Environmental Factor, September 2005, National Institute of Environmental Health Sciences
Researchers Quoted in USA Today
By Blondell Peterson
Retha Newbold, a developmental endocrinologist, and Ken Korach, director of the NIEHS Environmental Disease and Medicine Program, were quoted extensively in a USA Today article Aug. 3. The article on the front page of the Life section was titled, "Are our products our enemy?"
The article focused on chemicals that are widely used for convenience but can be health hazards. Chemicals that keep food fresh, hair stylish, floors shiny and fabrics stain free may be endocrine disruptors.
Newbold said she was very pleased when she saw the article in USA Today. She believes that recognition of her research by the national media means that the lab's research is reaching the public and addressing public health concerns.
"Endocrine disruptor research has faced sharp criticism from both the public and the scientific community in the past but now it is becoming an accepted legitimate field of study for both wildlife and human health," she said. "It is gratifying to see the research move from debates on whether there are low dose effects from environmental exposure to what the effects are, which will then allow us to determine if the effects are harmful."

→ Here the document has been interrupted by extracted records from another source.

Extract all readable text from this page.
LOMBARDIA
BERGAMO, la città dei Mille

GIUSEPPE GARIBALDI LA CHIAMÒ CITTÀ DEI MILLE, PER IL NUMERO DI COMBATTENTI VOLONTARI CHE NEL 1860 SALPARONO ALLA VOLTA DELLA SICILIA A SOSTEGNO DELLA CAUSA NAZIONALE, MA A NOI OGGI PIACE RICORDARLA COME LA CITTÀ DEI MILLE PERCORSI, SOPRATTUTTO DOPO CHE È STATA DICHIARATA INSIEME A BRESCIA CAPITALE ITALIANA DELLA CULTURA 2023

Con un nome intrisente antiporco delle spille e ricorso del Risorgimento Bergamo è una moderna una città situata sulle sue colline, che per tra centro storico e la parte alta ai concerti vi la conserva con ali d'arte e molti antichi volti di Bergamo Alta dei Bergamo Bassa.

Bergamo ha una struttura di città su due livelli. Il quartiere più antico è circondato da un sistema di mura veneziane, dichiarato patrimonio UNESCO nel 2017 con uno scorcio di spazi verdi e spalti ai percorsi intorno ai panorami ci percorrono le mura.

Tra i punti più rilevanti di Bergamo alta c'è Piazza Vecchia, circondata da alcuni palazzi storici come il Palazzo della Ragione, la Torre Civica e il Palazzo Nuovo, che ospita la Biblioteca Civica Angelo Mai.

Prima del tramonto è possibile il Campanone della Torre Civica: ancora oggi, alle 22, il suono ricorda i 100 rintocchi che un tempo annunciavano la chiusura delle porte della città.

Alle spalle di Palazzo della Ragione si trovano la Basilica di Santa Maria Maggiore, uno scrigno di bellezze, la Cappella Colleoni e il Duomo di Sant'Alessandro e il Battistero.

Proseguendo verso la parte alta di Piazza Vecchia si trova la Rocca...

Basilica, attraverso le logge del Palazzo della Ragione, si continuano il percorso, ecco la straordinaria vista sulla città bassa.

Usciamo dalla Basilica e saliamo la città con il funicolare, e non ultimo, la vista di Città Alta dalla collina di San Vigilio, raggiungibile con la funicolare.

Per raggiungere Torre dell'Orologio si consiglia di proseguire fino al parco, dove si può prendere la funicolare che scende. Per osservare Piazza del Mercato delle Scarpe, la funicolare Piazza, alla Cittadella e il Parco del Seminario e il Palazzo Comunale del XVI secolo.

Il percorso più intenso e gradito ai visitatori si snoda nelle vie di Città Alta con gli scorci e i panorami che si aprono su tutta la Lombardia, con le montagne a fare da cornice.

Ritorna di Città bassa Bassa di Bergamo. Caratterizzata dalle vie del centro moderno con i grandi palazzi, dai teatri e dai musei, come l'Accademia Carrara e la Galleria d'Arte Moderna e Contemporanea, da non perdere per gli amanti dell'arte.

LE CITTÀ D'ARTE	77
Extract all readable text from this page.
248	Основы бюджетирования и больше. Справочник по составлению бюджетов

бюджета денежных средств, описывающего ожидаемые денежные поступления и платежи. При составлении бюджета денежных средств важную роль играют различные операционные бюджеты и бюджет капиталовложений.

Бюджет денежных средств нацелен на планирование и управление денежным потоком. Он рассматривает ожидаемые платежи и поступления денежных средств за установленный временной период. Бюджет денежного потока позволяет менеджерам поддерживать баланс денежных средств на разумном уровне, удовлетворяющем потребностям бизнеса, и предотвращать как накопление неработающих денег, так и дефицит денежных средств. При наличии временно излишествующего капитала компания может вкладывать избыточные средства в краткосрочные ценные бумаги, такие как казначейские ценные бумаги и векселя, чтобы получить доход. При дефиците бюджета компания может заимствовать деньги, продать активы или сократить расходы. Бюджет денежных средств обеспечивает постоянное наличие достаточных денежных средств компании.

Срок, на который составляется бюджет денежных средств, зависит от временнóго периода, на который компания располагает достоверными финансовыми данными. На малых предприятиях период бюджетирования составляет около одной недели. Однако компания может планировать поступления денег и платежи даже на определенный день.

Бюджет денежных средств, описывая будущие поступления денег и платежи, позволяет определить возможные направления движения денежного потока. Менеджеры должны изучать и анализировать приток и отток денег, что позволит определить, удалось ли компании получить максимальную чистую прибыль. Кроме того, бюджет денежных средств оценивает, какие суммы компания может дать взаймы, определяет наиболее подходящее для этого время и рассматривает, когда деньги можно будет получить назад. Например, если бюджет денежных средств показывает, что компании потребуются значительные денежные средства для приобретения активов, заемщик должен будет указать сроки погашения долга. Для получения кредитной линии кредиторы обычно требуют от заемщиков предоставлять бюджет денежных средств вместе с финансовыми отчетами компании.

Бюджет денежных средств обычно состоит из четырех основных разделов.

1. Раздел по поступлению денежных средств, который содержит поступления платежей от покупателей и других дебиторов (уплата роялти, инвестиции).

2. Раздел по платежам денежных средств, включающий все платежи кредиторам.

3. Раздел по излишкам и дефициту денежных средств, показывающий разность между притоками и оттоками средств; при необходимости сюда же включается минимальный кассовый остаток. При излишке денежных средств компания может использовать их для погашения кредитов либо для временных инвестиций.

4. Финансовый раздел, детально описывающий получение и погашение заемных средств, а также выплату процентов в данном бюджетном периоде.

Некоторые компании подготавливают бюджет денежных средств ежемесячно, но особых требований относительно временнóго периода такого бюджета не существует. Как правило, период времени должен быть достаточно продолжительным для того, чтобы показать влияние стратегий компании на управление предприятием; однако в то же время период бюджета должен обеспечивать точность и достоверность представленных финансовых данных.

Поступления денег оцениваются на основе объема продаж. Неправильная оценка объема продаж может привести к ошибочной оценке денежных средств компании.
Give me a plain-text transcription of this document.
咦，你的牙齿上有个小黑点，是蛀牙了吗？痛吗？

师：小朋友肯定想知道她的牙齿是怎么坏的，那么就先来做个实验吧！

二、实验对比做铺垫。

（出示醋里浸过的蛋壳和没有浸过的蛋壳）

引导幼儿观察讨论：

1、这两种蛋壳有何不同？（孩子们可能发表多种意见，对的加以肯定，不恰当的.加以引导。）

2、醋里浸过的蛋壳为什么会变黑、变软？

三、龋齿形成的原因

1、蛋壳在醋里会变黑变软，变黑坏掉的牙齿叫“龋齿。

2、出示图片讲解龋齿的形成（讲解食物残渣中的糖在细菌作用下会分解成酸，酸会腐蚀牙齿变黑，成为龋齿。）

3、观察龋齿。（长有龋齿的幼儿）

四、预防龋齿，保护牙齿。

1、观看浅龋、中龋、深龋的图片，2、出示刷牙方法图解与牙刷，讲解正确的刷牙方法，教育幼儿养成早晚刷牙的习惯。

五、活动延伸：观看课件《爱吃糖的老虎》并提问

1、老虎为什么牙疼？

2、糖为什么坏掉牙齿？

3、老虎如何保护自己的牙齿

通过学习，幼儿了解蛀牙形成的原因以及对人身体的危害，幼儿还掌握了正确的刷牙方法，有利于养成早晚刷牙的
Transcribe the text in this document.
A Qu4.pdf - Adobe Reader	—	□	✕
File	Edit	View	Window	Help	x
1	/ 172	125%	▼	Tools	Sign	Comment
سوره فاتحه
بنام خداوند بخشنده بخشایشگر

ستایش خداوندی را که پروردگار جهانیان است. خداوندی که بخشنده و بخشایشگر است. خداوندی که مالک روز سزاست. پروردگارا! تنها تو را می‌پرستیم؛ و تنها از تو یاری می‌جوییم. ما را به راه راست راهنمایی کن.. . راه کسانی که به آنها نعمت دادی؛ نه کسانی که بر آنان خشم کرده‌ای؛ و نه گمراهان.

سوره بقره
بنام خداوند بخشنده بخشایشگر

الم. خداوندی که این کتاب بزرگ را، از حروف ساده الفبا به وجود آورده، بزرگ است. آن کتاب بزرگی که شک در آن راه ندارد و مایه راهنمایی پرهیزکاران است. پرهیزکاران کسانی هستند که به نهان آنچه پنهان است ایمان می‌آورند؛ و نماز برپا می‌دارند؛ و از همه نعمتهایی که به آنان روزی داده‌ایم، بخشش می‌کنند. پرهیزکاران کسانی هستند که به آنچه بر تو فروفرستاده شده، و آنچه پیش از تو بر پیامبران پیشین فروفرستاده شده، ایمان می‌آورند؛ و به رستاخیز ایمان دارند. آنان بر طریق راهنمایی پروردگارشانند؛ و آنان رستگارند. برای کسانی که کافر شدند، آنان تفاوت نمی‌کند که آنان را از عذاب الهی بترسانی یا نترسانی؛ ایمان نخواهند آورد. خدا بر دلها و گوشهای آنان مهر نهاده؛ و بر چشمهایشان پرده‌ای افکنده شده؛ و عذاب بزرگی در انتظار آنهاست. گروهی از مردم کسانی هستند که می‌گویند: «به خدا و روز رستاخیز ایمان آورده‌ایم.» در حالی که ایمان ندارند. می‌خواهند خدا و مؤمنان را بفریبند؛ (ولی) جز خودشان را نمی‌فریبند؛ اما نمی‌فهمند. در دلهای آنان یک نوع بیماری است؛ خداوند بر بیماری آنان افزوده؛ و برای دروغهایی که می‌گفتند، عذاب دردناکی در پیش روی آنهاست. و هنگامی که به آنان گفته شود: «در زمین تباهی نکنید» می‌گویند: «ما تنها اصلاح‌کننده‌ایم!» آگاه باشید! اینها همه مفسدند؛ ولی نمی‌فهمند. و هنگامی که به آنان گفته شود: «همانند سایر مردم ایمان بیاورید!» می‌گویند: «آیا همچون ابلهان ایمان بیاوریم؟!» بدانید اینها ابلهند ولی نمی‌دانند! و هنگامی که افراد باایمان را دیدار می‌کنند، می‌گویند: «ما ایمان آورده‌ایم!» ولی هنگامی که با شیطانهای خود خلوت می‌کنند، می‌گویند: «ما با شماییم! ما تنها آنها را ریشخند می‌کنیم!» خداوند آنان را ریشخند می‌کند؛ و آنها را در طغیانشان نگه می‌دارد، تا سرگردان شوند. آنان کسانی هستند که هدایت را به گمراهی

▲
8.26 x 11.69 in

In the article, Newbold cited particular concern for developmental exposure of the fetus and young child. She said the protective mechanisms that adults have, such as DNA repair, the immune system, detoxification enzymes, liver metabolism and the blood/brain barrier are not fully functional in the fetus or newborn. Newborns may be exposed to endocrine disruptors during critical states of development and suffer permanent consequences. Some of these may not be detected until later in life, she said.
Korach said in the article that the past three years have seen significant advances in "epidemiological evidence and the development of animal models" to help scientists understand how endocrine disruptors work. However, he noted that scientists have not done enough research on looking at combinations of chemicals and the body's reaction. Most people are not exposed to only a single chemical, he said.